In a randomized, double blind, double dummy controlled clinical trial of acute bacterial sinusitis; azithromycin (500 mg once daily for 3 days) was compared with amoxicillin/clavulanate (500/125 mg tid for 10 days). Clinical response assessments were made at Day 10 and Day 28. The primary endpoint of this trial was prospectively defined as the clinical cure rate at Day 28. For the 594 patients analyzed in the modified intent to treat analysis at the Day 10 visit, the clinical cure rate for 3 days of azithromycin was 88% (268/303) compared to 85% (248/291) for 10 days of amoxicillin/clavulanate. For the 586 patients analyzed in the modified intent to treat analysis at the Day 28 visit, the clinical cure rate for 3 days of azithromycin was 71.5% (213/298) compared to 71.5% (206/288), with a 97.5% confidence interval of –8.4 to 8.3, for 10 days of amoxicillin/clavulanate.

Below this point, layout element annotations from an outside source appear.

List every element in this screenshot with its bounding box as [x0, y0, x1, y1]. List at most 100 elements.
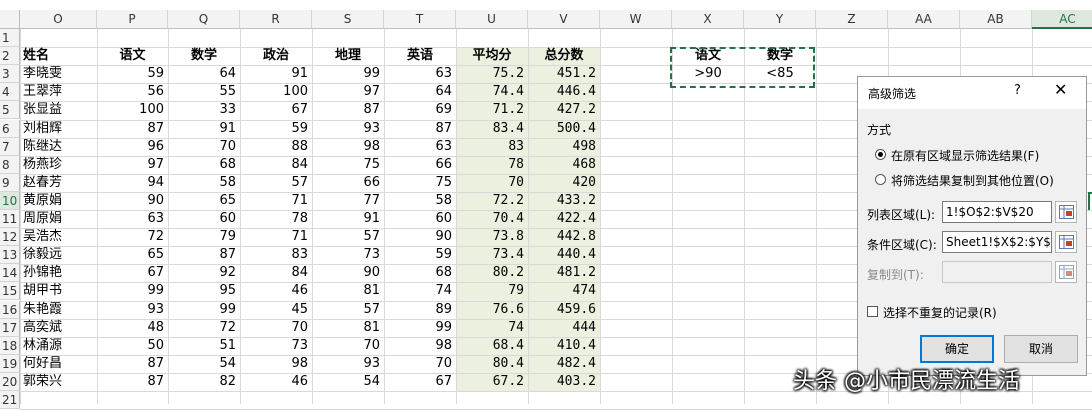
- score-cell[interactable]: 73.4: [456, 246, 528, 264]
- score-cell[interactable]: 75: [384, 174, 456, 192]
- score-cell[interactable]: 90: [97, 192, 168, 210]
- score-cell[interactable]: 83.4: [456, 120, 528, 138]
- score-cell[interactable]: 403.2: [528, 373, 600, 391]
- score-cell[interactable]: 80.4: [456, 355, 528, 373]
- row-header[interactable]: 10: [0, 191, 20, 210]
- row-header[interactable]: 1: [0, 29, 20, 48]
- score-cell[interactable]: 99: [384, 319, 456, 337]
- name-cell[interactable]: 朱艳霞: [20, 301, 97, 319]
- score-cell[interactable]: 48: [97, 319, 168, 337]
- score-cell[interactable]: 451.2: [528, 65, 600, 83]
- score-cell[interactable]: 72: [168, 319, 240, 337]
- row-header[interactable]: 16: [0, 300, 20, 319]
- score-cell[interactable]: 95: [168, 282, 240, 300]
- radio-filter-in-place[interactable]: [875, 149, 886, 160]
- score-cell[interactable]: 33: [168, 101, 240, 119]
- criteria-range-input[interactable]: Sheet1!$X$2:$Y$3: [942, 231, 1052, 253]
- score-cell[interactable]: 46: [240, 282, 312, 300]
- name-cell[interactable]: 周原娟: [20, 210, 97, 228]
- row-header[interactable]: 6: [0, 119, 20, 138]
- score-cell[interactable]: 57: [312, 228, 384, 246]
- score-cell[interactable]: 68: [168, 156, 240, 174]
- row-header[interactable]: 18: [0, 336, 20, 355]
- score-cell[interactable]: 88: [240, 138, 312, 156]
- name-cell[interactable]: 孙锦艳: [20, 264, 97, 282]
- column-header[interactable]: W: [600, 10, 672, 29]
- score-cell[interactable]: 70: [456, 174, 528, 192]
- score-cell[interactable]: 66: [312, 174, 384, 192]
- column-header[interactable]: V: [528, 10, 600, 29]
- column-header[interactable]: T: [384, 10, 456, 29]
- row-header[interactable]: 8: [0, 155, 20, 174]
- score-cell[interactable]: 73: [240, 337, 312, 355]
- score-cell[interactable]: 63: [384, 65, 456, 83]
- score-cell[interactable]: 87: [97, 355, 168, 373]
- score-cell[interactable]: 84: [240, 156, 312, 174]
- score-cell[interactable]: 80.2: [456, 264, 528, 282]
- row-header[interactable]: 5: [0, 101, 20, 120]
- score-cell[interactable]: 79: [456, 282, 528, 300]
- name-cell[interactable]: 李晓雯: [20, 65, 97, 83]
- score-cell[interactable]: 84: [240, 264, 312, 282]
- score-cell[interactable]: 64: [168, 65, 240, 83]
- column-title-cell[interactable]: 政治: [240, 47, 312, 65]
- score-cell[interactable]: 99: [312, 65, 384, 83]
- score-cell[interactable]: 54: [312, 373, 384, 391]
- row-header[interactable]: 12: [0, 228, 20, 247]
- score-cell[interactable]: 58: [384, 192, 456, 210]
- row-header[interactable]: 21: [0, 391, 20, 410]
- score-cell[interactable]: 482.4: [528, 355, 600, 373]
- score-cell[interactable]: 93: [312, 120, 384, 138]
- row-header[interactable]: 4: [0, 83, 20, 102]
- score-cell[interactable]: 60: [168, 210, 240, 228]
- row-header[interactable]: 17: [0, 318, 20, 337]
- score-cell[interactable]: 97: [97, 156, 168, 174]
- name-cell[interactable]: 何好昌: [20, 355, 97, 373]
- score-cell[interactable]: 75: [312, 156, 384, 174]
- score-cell[interactable]: 433.2: [528, 192, 600, 210]
- copy-to-picker-button[interactable]: [1055, 261, 1077, 283]
- score-cell[interactable]: 75.2: [456, 65, 528, 83]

In the safety analysis of this study, the overall incidence of treatment-related adverse events, primarily gastrointestinal, was lower in the azithromycin treatment arm (31%) than in the amoxicillin/clavulanate arm (51%). The most common side effects were diarrhea

(17% in the azithromycin arm vs. 32% in the amoxicillin/clavulanate arm), and nausea (7% in the azithromycin arm vs. 12% in the amoxicillin/clavulanate arm). (See ADVERSE REACTIONS).

In an open label, noncomparative study requiring baseline transantral sinus punctures the following outcomes were the clinical success rates at the Day 7 and Day 28 visits for the modified intent to treat patients administered 500 mg of azithromycin once daily for 3 days with the following pathogens:

Pathogen	Azithromycin (500 mg per day for 3 Days)
	Day 7	Day 28
S. pneumoniae	23/26 (88%)	21/25 (84%)
H. influenzae	28/32 (87%)	24/32 (75%)
M. catarrhalis	14/15 (93%)	13/15 (87%)

The overall incidence of treatment-related adverse events in the noncomparative study was 21% in modified intent to treat patients treated with azithromycin at 500 mg once daily for 3 days with the most common side effects being diarrhea (9%), abdominal pain (4%) and nausea (3%). (See ADVERSE REACTIONS).